Yes, I was his wife, but they were his brothers. While I was home, sleeping in a bed, they were beside him in the mud and muck. While I was eating good meals and watching movies, they were sharing MREs and telling stories of home. While I wrote him letters to tell him of my life back home, he SHARED his life with them. They bled with him, they suffered with him, they were more of him than I was.

I started to cry myself because I had the tiniest glimmer of what filled his senses.

A few weeks later, he reenlisted in the Marine Corps Reserves.

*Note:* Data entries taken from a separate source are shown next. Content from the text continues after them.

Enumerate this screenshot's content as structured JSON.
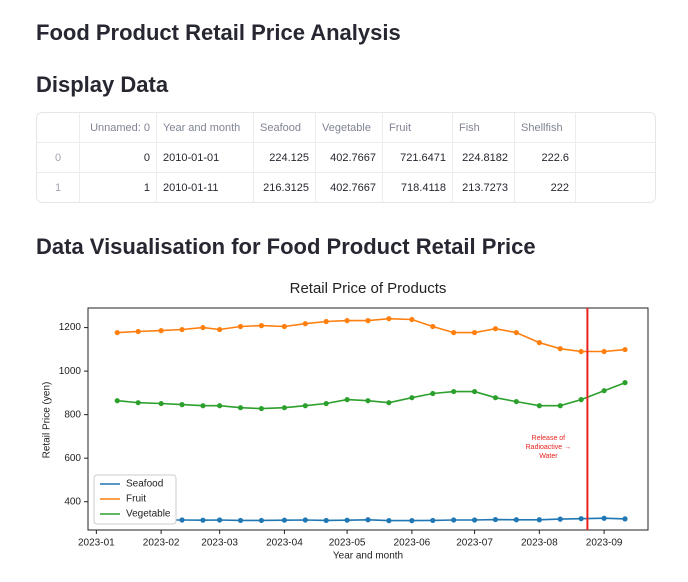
{
  "header": {
    "title": "Food Product Retail Price Analysis"
  },
  "table_section": {
    "heading": "Display Data",
    "table": {
      "columns": [
        "Unnamed: 0",
        "Year and month",
        "Seafood",
        "Vegetable",
        "Fruit",
        "Fish",
        "Shellfish"
      ],
      "index": [
        "0",
        "1"
      ],
      "rows": [
        [
          "0",
          "2010-01-01",
          "224.125",
          "402.7667",
          "721.6471",
          "224.8182",
          "222.6"
        ],
        [
          "1",
          "2010-01-11",
          "216.3125",
          "402.7667",
          "718.4118",
          "213.7273",
          "222"
        ]
      ]
    }
  },
  "chart_section": {
    "heading": "Data Visualisation for Food Product Retail Price"
  },
  "chart_data": {
    "type": "line",
    "title": "Retail Price of Products",
    "x_label": "Year and month",
    "y_label": "Retail Price (yen)",
    "x": [
      "2023-01-11",
      "2023-01-21",
      "2023-02-01",
      "2023-02-11",
      "2023-02-21",
      "2023-03-01",
      "2023-03-11",
      "2023-03-21",
      "2023-04-01",
      "2023-04-11",
      "2023-04-21",
      "2023-05-01",
      "2023-05-11",
      "2023-05-21",
      "2023-06-01",
      "2023-06-11",
      "2023-06-21",
      "2023-07-01",
      "2023-07-11",
      "2023-07-21",
      "2023-08-01",
      "2023-08-11",
      "2023-08-21",
      "2023-09-01",
      "2023-09-11"
    ],
    "series": [
      {
        "name": "Seafood",
        "color": "#1f77b4",
        "values": [
          318,
          317,
          316,
          316,
          315,
          316,
          314,
          314,
          315,
          316,
          314,
          315,
          317,
          313,
          313,
          314,
          316,
          316,
          318,
          317,
          317,
          320,
          322,
          324,
          321
        ]
      },
      {
        "name": "Fruit",
        "color": "#ff7f0e",
        "values": [
          1177,
          1182,
          1186,
          1191,
          1200,
          1191,
          1205,
          1209,
          1205,
          1218,
          1228,
          1232,
          1232,
          1241,
          1237,
          1205,
          1177,
          1177,
          1195,
          1177,
          1131,
          1103,
          1090,
          1090,
          1099
        ]
      },
      {
        "name": "Vegetable",
        "color": "#2ca02c",
        "values": [
          864,
          855,
          851,
          846,
          841,
          841,
          832,
          828,
          832,
          841,
          851,
          869,
          864,
          855,
          878,
          897,
          906,
          906,
          878,
          860,
          841,
          841,
          869,
          910,
          947
        ]
      }
    ],
    "xlim": [
      "2022-12-28",
      "2023-09-22"
    ],
    "xticks": [
      "2023-01",
      "2023-02",
      "2023-03",
      "2023-04",
      "2023-05",
      "2023-06",
      "2023-07",
      "2023-08",
      "2023-09"
    ],
    "ylim": [
      270,
      1290
    ],
    "yticks": [
      400,
      600,
      800,
      1000,
      1200
    ],
    "grid": false,
    "legend": "lower left",
    "annotation": {
      "x": "2023-08-24",
      "color": "#e8231f",
      "text": [
        "Release of",
        "Radioactive →",
        "Water"
      ]
    }
  }
}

My Mom once asked me if I was jealous that he seemed to care more about his Marines than he cared about me. I had to think about that for a very long time because to the casual obverer that may seem true, but to me and to him, it's not. It's not that he cares more about them than he does me, it's that they share something with him that I don't.

They share the blood and the sweat and the tears and the pain. They can look into each others' eyes and say, "I understand," and know it's true.

I can't do that.

Yes, he loves me very dearly, and he is a wonderful, caring, and generous husband, but when his Marines need him he'll never again be left behind to watch them fall without him.